The Chronicle · Vevey, 1893 — Today
Origin
The shop is small. Two metres wide, three metres deep. A bell on the door, a window onto the quay, and Élise Montéa, twenty-six years old, hemming a christening gown by lamplight.
She had trained as a seamstress in Lyon and come home to Vevey to be near the lake. Her first customer was the wife of the village notary. Her second was her own sister. By the spring of 1894, she had a waiting list.

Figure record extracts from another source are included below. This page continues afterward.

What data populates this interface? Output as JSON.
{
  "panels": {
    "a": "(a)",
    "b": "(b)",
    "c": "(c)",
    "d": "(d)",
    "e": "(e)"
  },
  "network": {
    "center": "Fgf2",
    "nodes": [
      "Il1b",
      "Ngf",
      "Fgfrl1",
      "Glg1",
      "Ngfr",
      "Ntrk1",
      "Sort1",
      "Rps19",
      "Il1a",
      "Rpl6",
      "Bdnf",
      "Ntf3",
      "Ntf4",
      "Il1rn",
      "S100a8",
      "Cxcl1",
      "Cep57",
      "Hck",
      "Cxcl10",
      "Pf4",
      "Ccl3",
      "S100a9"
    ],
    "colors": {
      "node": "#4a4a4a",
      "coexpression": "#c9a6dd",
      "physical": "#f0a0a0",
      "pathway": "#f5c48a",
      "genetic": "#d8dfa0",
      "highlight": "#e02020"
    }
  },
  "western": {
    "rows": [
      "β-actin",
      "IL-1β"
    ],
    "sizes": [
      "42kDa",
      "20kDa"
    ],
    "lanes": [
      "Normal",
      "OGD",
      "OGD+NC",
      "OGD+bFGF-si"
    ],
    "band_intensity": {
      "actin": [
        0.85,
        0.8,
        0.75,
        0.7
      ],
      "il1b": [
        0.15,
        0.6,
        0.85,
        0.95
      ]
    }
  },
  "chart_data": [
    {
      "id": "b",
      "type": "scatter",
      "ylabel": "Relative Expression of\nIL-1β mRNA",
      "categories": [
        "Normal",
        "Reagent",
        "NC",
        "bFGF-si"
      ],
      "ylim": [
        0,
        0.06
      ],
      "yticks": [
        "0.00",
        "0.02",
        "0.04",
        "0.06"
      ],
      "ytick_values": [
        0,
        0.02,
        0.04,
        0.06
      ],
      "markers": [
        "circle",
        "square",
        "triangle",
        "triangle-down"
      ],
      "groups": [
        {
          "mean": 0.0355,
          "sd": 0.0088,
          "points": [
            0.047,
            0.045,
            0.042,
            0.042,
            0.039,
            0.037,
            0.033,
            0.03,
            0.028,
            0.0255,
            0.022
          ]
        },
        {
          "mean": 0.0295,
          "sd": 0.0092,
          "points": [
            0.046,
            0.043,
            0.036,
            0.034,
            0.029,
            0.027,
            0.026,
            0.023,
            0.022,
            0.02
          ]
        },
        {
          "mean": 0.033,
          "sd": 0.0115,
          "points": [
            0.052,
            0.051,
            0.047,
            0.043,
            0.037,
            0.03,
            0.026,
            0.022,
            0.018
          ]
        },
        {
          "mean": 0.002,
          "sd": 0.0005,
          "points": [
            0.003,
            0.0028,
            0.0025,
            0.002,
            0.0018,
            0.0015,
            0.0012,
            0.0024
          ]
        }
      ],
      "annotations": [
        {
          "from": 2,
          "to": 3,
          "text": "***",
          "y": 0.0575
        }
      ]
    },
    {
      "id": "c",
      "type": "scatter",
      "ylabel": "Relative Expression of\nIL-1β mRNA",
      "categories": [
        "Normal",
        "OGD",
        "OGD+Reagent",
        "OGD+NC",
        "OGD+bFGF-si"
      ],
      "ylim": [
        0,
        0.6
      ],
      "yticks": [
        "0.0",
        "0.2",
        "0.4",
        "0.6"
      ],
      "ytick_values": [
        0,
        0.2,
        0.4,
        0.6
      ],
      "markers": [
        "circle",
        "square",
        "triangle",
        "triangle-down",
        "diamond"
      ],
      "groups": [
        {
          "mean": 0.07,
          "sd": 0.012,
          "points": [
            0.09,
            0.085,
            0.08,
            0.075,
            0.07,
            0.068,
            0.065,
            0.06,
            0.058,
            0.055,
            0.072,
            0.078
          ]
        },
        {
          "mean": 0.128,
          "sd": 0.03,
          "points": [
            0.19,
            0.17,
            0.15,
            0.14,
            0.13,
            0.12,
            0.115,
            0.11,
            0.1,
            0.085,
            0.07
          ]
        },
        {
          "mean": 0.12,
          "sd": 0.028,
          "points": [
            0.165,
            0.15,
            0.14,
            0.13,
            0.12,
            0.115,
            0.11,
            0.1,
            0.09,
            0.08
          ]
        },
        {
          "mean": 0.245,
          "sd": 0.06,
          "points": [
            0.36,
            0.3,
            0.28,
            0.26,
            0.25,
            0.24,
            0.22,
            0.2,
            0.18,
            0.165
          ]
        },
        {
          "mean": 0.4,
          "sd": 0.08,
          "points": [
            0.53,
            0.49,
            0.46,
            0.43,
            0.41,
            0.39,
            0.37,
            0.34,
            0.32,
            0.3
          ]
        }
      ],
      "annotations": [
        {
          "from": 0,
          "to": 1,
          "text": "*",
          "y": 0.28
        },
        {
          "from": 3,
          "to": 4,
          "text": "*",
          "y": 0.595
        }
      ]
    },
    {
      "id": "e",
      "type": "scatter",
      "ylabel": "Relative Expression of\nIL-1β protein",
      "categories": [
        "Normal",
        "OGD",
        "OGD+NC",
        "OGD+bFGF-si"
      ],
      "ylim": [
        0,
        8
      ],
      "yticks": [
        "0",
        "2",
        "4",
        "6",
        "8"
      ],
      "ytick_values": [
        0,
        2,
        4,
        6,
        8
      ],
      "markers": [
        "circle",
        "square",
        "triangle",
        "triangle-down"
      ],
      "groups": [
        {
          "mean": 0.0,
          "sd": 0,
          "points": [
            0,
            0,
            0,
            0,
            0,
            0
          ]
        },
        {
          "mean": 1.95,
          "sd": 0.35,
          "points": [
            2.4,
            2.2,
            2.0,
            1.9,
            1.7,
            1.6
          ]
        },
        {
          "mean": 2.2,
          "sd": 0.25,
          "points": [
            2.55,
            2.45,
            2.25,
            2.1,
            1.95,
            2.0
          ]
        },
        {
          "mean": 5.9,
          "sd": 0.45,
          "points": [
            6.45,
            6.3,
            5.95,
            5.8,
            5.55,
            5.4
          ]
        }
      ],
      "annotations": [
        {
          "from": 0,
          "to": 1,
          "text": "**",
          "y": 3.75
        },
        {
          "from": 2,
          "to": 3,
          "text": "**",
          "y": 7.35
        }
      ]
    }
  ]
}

One hundred and thirty years later, the shop is still there. The bell still rings. The lamp is on the wall above the cutting table. We still sew christening gowns.
Five Generations
1893
Élise Montéa opens her atelier on Quai Perdonnet, sewing christening gowns by lamplight for the families of Vevey.
1911
We commission our first hand-knit cardigans from twelve women in Appenzell. The arrangement still stands. Six of the original families still knit for us.
1938
Hélène Montéa, Élise's daughter, begins working with a single mill above Interlaken. We have used the same brushed-merino weight for blankets for eighty-six years.
1962
Our archive of butter, sage, dusted blue, and undyed cream is fixed. We have not added a colour since.
1989
Catherine Montéa moves the entire cotton supply to organic, twenty years before certification existed. The looms in Lyon humour her.
2014
After a quiet renovation, the original 1893 storefront reopens as our finishing house. The lamp Élise sewed by is on the wall.
Today
We are still small. We still sew in editions of eighty. We still date every label by hand.

A promise
Generous seam allowances, longer stitches, reinforced gussets, dated labels. A small thing. The thing.